Tuesday, December 2, 2014

#45 The Singing Castle

There was once a cruel queen who would bear no singing in her castle. She had forbidden it entirely.

One day as the queen walked through the dim, stone passages she heard a sound from the great hall. A voice, a girl’s voice, in a lilting country song. Furious, the queen turned aside into the hall and found a scrawny servant girl scrubbing the floor and twittering like a lark. She immediately called for her guard to take the girl and throw her into the dungeon.

Now the servant girl had meant no harm in singing. Perhaps she had forgotten the rule, which had been told her among so many others, or perhaps she had thought no such rule could truly be. No singing in the castle? Why ever not? But there she was, in the dungeon, with nothing but a little bread and water every day, and only the rats to keep her company.

Three days later the queen brought her back into the great hall. There were all the queen’s household, from the highest noble to the least of the servants, assembled together. The queen sat in her high place, and before her was a stand on which stood a man in a dark hood, holding an axe.

The girl was brought up to the stand before the queen.

“Because you have decided that you can sing in my castle against my express wishes,” the queen said, “Then sing you shall. You will sing every song that you can think of, and when you are done and can think of no more, then you shall be beheaded. Now, go ahead, you may begin. Sing for us.”

The girl stared from the shiny blade of the axe to the block that was for her neck and the basket that was for her head, and not a single note of a single song would come into her mind.

“What about that song you were singing the other day?” the queen asked, her face white and her smile wide. “Can’t remember? Very well, then, we can proceed with the execution.”

The girl closed her eyes as the guards led her forward to the block. She took a deep breath, and then began to sing in a shaky voice. The queen waved for the guards to stop. They stepped back a pace as the song grew and filled the hall with sweet music. When it had ended, the girl began another.

She sang songs of home and of far away, songs of freedom and war, songs of love and songs of loss. The queen’s household listened, silent, captivated, while the queen’s face grew whiter and whiter. When at last the girl faltered, exhausted, it was long after sundown. She hung her head and shook it sadly. She could remember no more.

Somewhere in the crowd, someone began another song.

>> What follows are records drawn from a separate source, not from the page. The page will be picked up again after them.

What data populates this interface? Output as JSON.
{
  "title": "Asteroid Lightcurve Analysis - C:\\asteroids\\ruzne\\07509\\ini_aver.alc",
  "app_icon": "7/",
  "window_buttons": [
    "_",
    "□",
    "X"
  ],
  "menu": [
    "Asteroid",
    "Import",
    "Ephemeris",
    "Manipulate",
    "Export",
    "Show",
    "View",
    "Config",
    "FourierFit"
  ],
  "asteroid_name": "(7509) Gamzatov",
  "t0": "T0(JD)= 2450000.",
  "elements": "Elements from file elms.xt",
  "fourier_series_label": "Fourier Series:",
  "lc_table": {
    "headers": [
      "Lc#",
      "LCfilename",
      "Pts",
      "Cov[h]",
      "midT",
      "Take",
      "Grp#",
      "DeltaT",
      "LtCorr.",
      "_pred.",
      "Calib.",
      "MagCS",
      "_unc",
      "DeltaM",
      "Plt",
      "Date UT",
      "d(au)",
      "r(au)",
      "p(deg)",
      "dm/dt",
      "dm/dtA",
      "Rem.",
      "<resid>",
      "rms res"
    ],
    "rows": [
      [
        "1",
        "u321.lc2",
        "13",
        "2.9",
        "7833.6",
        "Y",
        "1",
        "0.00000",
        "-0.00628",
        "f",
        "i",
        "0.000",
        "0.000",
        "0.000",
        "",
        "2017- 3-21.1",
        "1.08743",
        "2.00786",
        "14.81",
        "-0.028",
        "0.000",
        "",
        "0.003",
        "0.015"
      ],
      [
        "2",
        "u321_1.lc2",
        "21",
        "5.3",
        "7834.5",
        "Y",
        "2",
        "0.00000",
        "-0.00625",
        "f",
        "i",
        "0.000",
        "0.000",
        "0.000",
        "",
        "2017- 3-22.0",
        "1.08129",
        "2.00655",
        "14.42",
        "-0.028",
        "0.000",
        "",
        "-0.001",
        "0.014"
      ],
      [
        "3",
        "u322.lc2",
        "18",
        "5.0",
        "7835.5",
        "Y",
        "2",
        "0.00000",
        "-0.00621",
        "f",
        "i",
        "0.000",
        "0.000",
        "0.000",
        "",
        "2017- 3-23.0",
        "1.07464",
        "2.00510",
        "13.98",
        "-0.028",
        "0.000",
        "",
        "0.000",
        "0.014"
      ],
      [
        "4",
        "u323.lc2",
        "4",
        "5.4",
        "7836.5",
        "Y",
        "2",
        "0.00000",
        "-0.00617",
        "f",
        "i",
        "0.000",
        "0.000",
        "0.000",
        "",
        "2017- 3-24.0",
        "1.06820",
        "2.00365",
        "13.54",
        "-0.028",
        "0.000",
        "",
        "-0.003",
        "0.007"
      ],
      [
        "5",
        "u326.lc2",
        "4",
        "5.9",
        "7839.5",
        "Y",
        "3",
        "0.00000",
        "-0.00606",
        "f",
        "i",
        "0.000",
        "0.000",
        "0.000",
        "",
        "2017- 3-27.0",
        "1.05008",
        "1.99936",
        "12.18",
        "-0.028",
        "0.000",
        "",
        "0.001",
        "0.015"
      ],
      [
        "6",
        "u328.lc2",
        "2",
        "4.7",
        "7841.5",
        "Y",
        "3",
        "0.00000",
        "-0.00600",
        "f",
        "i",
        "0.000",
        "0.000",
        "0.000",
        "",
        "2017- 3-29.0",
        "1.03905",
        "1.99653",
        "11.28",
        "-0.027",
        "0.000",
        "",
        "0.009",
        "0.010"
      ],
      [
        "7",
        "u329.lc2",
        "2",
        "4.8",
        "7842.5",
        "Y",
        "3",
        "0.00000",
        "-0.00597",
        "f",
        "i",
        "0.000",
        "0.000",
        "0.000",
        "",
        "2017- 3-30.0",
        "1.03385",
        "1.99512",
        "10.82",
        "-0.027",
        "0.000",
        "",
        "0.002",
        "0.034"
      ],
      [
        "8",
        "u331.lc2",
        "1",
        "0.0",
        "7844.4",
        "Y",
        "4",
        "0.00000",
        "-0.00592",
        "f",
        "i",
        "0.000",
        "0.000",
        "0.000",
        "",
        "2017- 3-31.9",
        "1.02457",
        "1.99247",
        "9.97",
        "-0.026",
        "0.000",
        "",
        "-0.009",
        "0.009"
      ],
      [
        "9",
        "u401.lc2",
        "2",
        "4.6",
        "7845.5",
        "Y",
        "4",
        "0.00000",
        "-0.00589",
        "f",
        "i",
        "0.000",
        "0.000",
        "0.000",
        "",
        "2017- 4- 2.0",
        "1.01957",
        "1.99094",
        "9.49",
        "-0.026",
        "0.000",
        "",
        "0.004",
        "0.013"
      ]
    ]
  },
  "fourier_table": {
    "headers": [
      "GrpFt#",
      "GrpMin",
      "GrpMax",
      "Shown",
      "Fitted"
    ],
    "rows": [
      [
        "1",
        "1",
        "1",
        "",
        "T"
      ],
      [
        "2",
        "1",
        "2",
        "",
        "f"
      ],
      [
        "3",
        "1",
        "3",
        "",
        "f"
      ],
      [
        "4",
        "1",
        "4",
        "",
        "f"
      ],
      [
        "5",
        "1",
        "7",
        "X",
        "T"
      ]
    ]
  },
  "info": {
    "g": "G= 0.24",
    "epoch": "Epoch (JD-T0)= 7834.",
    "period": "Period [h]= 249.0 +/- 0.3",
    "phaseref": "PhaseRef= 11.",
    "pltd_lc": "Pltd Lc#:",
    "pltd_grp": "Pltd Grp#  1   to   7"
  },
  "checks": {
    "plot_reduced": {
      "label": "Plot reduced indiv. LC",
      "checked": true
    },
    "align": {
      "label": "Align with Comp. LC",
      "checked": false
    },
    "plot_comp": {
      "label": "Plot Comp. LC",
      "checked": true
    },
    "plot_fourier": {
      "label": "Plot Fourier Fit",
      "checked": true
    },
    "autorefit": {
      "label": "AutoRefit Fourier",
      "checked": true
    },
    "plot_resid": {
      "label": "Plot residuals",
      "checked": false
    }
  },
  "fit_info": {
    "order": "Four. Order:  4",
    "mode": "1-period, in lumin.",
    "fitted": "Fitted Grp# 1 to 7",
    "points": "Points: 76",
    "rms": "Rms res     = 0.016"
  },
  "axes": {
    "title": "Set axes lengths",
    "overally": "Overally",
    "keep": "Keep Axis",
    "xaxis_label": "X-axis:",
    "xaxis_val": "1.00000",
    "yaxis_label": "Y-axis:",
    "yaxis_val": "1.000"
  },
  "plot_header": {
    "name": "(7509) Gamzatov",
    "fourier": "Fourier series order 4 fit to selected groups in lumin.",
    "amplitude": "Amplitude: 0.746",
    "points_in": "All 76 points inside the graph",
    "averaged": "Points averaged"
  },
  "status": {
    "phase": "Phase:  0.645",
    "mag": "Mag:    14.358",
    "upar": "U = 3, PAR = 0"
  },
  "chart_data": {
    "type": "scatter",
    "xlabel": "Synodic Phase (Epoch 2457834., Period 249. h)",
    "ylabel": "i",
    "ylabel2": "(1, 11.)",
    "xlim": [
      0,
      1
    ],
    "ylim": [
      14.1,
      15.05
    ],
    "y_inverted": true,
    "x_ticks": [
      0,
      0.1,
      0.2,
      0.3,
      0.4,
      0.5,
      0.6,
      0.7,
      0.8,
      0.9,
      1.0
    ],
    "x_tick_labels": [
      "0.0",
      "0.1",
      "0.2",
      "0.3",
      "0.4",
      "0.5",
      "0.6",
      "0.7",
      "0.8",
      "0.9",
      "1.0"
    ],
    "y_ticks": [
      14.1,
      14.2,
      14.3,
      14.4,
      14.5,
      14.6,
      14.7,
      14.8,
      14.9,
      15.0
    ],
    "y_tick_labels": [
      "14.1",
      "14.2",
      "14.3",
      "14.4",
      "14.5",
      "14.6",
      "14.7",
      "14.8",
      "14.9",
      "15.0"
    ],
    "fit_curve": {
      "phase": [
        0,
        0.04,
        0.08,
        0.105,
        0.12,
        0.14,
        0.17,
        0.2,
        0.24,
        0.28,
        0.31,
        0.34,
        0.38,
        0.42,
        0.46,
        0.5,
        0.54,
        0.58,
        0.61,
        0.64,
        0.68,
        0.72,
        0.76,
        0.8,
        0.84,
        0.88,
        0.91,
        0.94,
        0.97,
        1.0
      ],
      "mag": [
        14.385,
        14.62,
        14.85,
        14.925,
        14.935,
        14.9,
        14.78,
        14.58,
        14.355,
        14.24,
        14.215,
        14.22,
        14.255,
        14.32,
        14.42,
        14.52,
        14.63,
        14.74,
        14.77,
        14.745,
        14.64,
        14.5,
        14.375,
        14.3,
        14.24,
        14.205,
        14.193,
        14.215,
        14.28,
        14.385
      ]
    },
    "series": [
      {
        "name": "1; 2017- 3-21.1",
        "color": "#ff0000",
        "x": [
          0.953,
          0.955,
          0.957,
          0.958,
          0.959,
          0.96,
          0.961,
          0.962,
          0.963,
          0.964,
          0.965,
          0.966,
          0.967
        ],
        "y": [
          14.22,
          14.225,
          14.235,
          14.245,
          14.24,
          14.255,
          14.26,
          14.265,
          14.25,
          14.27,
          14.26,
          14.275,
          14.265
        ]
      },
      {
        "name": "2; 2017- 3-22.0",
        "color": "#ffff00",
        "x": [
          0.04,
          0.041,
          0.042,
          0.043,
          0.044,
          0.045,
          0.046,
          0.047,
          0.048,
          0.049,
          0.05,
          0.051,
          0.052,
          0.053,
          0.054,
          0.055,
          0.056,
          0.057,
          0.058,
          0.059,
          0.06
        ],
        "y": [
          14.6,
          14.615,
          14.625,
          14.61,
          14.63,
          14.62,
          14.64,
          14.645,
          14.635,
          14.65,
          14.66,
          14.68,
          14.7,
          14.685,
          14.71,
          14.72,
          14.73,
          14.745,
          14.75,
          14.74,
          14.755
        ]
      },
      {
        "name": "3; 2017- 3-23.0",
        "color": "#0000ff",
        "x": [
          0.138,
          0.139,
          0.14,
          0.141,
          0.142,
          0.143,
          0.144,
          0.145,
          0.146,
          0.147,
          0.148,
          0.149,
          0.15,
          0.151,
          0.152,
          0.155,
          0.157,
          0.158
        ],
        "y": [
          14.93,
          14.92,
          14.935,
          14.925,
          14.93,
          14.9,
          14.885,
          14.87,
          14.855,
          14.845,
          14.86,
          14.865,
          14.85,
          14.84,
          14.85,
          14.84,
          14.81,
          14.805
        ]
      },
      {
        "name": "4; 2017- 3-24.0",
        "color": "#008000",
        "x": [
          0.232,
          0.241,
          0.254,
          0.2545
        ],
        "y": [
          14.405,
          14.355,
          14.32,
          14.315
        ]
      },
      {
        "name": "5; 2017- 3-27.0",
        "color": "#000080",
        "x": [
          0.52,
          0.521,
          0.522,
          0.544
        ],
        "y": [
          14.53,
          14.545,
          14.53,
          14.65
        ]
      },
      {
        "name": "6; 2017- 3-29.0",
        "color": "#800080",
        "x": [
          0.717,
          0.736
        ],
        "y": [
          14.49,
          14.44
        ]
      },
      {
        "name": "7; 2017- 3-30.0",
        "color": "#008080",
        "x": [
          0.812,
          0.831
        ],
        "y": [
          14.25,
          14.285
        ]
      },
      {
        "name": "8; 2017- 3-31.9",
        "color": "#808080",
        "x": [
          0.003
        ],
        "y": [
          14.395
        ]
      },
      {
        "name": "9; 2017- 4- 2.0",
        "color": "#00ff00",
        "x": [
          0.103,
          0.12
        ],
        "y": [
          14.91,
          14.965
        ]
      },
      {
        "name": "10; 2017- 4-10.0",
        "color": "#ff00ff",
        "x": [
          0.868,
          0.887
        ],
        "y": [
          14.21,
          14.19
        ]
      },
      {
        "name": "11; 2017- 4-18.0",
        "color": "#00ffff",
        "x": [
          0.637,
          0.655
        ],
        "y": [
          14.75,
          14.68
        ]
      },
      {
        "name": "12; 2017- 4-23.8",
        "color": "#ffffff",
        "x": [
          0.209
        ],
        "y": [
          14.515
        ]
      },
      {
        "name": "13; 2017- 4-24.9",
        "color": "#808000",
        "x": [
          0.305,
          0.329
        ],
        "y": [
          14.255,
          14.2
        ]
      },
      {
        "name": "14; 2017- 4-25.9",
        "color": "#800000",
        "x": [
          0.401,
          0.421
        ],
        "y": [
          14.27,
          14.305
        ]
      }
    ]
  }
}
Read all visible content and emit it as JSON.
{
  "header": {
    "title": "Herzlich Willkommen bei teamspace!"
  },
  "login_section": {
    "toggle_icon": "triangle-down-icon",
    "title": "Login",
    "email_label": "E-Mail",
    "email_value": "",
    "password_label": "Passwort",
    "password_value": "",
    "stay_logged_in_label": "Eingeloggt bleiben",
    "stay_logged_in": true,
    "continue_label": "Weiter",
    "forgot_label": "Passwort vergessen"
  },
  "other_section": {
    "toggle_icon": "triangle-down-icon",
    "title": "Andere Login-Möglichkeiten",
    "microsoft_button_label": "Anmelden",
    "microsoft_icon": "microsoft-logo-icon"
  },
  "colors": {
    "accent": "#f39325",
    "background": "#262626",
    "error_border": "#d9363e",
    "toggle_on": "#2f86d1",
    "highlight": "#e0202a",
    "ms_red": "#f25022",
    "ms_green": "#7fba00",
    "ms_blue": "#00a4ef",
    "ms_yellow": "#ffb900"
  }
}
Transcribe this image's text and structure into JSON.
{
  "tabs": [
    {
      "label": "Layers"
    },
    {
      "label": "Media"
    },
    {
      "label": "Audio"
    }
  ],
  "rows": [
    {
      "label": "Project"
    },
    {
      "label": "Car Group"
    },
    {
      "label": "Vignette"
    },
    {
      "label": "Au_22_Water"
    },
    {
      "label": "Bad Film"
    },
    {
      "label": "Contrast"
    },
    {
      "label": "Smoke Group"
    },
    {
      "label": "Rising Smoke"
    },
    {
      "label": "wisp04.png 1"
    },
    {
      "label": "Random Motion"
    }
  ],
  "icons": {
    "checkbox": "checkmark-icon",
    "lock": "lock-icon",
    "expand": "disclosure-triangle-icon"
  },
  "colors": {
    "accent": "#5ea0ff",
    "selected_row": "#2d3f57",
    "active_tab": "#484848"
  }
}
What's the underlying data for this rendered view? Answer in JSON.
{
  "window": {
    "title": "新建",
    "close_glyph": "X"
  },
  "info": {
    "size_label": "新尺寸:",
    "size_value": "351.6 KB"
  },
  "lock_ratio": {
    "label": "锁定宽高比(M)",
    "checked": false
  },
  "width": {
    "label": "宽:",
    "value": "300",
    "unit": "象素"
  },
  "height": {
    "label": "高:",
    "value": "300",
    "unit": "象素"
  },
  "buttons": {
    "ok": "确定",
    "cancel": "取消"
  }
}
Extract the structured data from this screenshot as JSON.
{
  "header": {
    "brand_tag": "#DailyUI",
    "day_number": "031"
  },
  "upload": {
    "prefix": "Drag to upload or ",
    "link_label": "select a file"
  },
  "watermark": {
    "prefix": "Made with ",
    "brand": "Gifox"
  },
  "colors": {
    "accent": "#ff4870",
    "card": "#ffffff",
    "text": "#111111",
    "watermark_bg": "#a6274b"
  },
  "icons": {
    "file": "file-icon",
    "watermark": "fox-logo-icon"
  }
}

The girl raised her head, and joined in singing. Yes, she knew this one too. The queen shouted for her to stop, but she kept on while the soldiers searched the crowd for the second singer. But a third joined in, and then everyone was singing together.

“Enough!” The queen shouted, “Carry out the execution now!” but no one could hear her for the singing, except the guards and the executioner, who carried out her order.

The crowd fell silent with the axe, but strangely enough, the girl’s voice did not. The very stones of the castle seemed to echo with it. Alone, the sweet voice finished the song, and then began another.

The queen sent everyone away, and the girl’s body was taken and buried, but there was no way for the queen to bury the voice that continued to float through the great hall, singing song after song. It sang through the night, and was still singing the next morning. At first the queen pretended she could not hear it, but it sang right through breakfast and all the next day. The queen could hear it in her highest tower and even in her deepest dungeon, singing the songs of home and far away, the songs of war and freedom, the songs of love and loss. At last, driven mad, the queen fled the castle and was never heard from again. But if you would like to hear the singing for yourself, only go to the ruins and stand in what was once the great hall, and you will hear it yet today.